В дверь кабинета постучали. Увидев вошедшего старшего лейтенанта отдела Юсуфа Иманова, подполковник сел на своё место за столом и, кивнув ему, снова обратился к капитану:
– Просто ты бросаешься на эту работу, словно она тебе принесёт золотые горы. Мы уже трижды его приостанавливали. Ну, взвесь ещё раз, все твои рассуждения основаны на случайной фразе, брошенной стариком Исмаиловым в парикмахерской! Вот и Иманов пусть послушает, может он тебя вразумит, если старший по званию тебе не указ. Ты в курсе, о чем печётся твой друг? Посоветуй ему не ввязываться в авантюру, можно подпортить свою репутацию и всего отдела.
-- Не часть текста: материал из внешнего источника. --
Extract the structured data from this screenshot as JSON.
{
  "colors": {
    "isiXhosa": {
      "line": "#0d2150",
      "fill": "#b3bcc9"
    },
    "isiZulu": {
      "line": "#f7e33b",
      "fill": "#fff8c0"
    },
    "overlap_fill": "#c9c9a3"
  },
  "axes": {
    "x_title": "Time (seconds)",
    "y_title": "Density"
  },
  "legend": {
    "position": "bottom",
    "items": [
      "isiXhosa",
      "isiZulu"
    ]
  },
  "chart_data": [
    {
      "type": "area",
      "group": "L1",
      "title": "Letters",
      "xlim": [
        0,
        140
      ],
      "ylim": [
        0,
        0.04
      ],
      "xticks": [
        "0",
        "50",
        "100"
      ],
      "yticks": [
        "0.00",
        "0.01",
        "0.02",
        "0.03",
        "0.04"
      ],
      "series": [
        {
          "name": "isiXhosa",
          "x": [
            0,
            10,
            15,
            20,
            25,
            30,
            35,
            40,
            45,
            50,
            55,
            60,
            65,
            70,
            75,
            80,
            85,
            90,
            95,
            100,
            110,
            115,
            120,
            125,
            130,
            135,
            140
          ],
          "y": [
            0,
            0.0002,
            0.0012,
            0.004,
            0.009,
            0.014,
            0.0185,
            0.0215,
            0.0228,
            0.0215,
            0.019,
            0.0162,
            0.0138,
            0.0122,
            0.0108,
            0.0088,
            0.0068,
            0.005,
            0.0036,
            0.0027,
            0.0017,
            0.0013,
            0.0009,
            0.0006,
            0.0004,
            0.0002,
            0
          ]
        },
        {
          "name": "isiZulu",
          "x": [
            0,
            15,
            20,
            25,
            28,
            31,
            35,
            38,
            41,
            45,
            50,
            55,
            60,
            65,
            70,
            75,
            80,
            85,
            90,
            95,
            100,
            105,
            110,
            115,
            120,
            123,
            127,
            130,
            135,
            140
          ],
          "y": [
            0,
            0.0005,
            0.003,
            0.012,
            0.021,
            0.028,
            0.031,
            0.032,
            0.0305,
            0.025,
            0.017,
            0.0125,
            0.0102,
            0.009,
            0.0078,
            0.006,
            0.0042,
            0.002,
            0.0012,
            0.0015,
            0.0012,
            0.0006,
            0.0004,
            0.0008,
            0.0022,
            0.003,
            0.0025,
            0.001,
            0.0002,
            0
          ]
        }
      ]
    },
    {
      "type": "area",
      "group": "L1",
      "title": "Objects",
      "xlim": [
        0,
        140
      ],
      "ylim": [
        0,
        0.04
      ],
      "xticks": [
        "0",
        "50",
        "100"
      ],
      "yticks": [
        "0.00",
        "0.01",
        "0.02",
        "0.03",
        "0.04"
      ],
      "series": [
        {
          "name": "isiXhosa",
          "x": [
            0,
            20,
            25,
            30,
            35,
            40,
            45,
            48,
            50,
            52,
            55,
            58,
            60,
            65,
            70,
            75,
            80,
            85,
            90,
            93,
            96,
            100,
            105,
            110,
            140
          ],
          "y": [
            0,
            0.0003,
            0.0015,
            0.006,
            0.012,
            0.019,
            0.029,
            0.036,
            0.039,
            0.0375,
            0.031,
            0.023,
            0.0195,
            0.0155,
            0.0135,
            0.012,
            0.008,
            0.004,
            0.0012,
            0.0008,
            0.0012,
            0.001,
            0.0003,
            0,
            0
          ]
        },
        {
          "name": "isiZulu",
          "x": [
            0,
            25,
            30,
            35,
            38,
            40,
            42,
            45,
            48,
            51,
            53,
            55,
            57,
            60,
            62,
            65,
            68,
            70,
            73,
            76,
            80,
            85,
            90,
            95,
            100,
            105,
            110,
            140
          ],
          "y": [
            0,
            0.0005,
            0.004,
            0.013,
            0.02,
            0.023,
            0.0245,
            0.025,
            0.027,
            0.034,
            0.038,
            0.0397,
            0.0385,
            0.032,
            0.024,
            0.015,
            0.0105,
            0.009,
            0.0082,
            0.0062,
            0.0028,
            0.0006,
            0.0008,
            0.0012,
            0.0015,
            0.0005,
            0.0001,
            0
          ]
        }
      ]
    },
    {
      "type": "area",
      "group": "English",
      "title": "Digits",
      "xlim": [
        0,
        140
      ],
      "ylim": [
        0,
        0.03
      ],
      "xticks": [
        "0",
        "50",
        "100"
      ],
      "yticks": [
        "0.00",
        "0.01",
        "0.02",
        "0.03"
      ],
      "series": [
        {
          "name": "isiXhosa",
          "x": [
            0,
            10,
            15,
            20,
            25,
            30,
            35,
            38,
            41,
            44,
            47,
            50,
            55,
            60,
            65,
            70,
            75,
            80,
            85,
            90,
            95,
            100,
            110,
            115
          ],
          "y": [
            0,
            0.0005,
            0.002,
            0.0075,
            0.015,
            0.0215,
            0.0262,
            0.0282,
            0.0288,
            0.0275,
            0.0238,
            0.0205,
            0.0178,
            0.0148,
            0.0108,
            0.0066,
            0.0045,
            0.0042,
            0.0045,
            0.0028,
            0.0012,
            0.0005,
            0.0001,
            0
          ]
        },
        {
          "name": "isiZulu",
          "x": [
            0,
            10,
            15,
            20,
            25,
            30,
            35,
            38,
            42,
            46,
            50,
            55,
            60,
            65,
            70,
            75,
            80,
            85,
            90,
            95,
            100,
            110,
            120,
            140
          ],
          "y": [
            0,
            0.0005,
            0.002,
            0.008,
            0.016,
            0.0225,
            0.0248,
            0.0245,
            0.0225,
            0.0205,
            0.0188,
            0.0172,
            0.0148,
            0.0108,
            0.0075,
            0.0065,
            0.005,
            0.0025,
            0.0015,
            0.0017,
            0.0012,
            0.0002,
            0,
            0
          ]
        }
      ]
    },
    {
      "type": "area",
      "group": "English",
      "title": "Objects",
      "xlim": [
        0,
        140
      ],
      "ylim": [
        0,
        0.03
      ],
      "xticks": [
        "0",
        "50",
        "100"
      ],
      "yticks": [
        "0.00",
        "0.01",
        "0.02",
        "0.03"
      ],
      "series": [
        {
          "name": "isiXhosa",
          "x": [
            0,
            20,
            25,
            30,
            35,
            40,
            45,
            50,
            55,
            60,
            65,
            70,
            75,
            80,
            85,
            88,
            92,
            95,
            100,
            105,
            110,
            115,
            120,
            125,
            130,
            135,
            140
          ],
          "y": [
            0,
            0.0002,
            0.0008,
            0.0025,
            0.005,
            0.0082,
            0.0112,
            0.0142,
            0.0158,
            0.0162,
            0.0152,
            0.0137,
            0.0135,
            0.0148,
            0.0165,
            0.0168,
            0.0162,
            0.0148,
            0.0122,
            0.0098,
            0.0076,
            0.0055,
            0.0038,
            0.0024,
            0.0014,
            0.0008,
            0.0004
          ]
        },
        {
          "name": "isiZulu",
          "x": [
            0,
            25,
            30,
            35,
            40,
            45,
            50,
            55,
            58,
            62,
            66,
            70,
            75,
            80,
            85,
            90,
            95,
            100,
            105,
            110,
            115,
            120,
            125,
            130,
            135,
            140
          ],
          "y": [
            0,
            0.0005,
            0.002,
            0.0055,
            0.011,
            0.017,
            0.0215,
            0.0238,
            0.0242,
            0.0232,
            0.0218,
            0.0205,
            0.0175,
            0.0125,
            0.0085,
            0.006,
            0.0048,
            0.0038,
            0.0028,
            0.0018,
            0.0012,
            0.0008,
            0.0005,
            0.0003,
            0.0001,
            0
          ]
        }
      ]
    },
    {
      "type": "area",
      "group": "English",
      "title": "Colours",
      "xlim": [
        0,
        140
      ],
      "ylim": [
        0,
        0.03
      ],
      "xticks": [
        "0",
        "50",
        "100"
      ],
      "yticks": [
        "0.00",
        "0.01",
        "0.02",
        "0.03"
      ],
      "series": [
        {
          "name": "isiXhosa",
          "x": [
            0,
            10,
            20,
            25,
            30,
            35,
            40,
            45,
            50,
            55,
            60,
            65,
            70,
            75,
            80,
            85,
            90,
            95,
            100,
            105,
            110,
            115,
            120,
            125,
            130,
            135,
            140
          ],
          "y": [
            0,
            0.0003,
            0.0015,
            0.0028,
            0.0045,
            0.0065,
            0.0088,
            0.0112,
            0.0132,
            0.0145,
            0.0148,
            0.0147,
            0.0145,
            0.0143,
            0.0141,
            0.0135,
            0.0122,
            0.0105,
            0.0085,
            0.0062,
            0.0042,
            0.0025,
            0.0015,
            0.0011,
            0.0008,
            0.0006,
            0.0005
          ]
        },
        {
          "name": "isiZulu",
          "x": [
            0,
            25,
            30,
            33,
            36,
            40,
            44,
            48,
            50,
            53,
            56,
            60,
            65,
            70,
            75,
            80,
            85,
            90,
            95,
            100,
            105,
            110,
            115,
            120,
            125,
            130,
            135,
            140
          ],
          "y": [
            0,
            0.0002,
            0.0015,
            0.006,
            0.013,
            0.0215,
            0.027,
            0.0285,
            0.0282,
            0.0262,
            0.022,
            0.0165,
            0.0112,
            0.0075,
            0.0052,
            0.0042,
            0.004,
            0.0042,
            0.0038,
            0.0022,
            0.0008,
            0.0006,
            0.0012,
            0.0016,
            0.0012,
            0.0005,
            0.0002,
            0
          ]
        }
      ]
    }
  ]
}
Сообразив со слов Гусейнова, что его друг Надир хочет вновь взяться за расследование дела об исчезновении молодого Гаджи Исмаилова, Юсуф незаметно подмигнул капитану, а капитану аккуратно заметил:
– Я считаю это дело бесперспективным.
– Вот видно, что ты знаешь цену нашему сыскному делу!
– Давуд Исаевич, но вы же его хорошо знаете. Он не очень хорошо вписывается в окружающий мир, но у него чутьё на разгадывание ребусов. А что-то нашлось новое по делу?
– Вот заявление Исмаилова о приёме на работу на хлопкоочистительный. Он должен был выйти на работу как раз в ночь пожара. Пока это всё, но думаю надо ещё раз поговорить со знакомыми парня, поехать на завод. Надо попробовать кого-нибудь наделать глупостей, думаю, в этом будет смысл, – убеждённо сказал капитан.
Майор слушал Мамедова, а сам размышлял: пресечь с этой его идеей сейчас, прямо в своём кабинете, отказав Надиру в производстве дальнейшего расследования, или отправить его к высшему руководству, заранее предупредив их об этом? А вдруг он попрётся в прокуратуру, а там не в курсе? Да и старший лейтенант теперь видел это заявление о приёме на работу… Гусейнов за свою долгую службу научился быть тонким тактиком и мог, когда нужно, рубить сплеча, а мог и соглашаться – особенно если это ему это шло на пользу. Каждый из его многочисленных начальников обучил его умению из каждого удара по хребту по крупинке постигать азы такой премудрости карьерного роста, которая понемногу впиталась в кровь, помогала сжиться с непростой системой работы в органах внутренних дел. Как новый министр – так очередные перемены: штаты то сокращаются, то увеличиваются; то боремся с одним злом, то переключаемся на другое. Он умело приспособился вовремя рассеять собравшиеся над его головой тучи, и сам мог так разнести сотрудника, что у бедняги тряслись поджилки. Но в этом кресле вожжи всегда были в его руках, и направить работу подчинённых в нужном руководству направлении удавалось без труда. Как, впрочем, и представить себя чуть ли не гигантом мысли, который, переварив безумную идею сотрудника, вытачивал из неё оригинальную конструкцию, ложившуюся аккурат в русло дела как по маслу. Но на него не сильно обижались те, кто ниже чином по одной причине – перед вышестоящим начальством он накрывал крылышком своих подчинённых.
Майор, быстро проанализировав ситуацию, обратился к Мамедову и Иманову:
– Ну и чёрт с вами, молодые бесенята. Катайте тогда этот клубок вместе, я с завтрашнего дня сам займусь отменой постановления о приостановлении, а у вас вдвоём есть месяц, работайте.
– Товаааарищ майор, – жалобно взмолился Иманов, – я же к вам приходил насчёт отпуска. Летом не пустили, обещали зимой…
Гусейнов, приняв строгий начальственный вид, распорядился:
– Вот через месяц и пойдёшь! Тебе какая разница – ни жены, ни детей, а январь или февраль – разница небольшая. А так и товарищу капитану поможешь, и волынить вместе с ним это дело не будишь: результат будет налицо. Давайте, работайте, копатели.
Старший лейтенант тяжело вздохнул, а капитан только обрадовался такому повороту событий.
08 ч. 01 мин. 31.07.1978 г.
Этим утром в длинном коридоре, где на каждой двери висели таблички, слышался негромкий шум. Немногочисленные задержанные с присматривающими за ними полицейскими и просто граждане, стоя вдоль стен и опершись спинами на недавно окрашенную стену или сидя на скамьях, ожидали вызова. В конце коридора в сопровождении дежурного показался Франсуа Тома. Его изучающий окружающих взгляд и несколько щегольская одежда выдавали в нем «чужака». Одет в безупречно сидящий на нем двубортный коричневый костюм. Помыт, побрит, подстрижен и уложен, принаряжен – мечта любой невесты. Вот одна такая стоит у стены, немного вызывающе одета и перекрашена, как написанная картина маслом, и от неё несёт дешёвым крепким алкоголем. Тома слегка раздувал ноздри, что вполне объяснялось спёртым воздухом и толчеёй.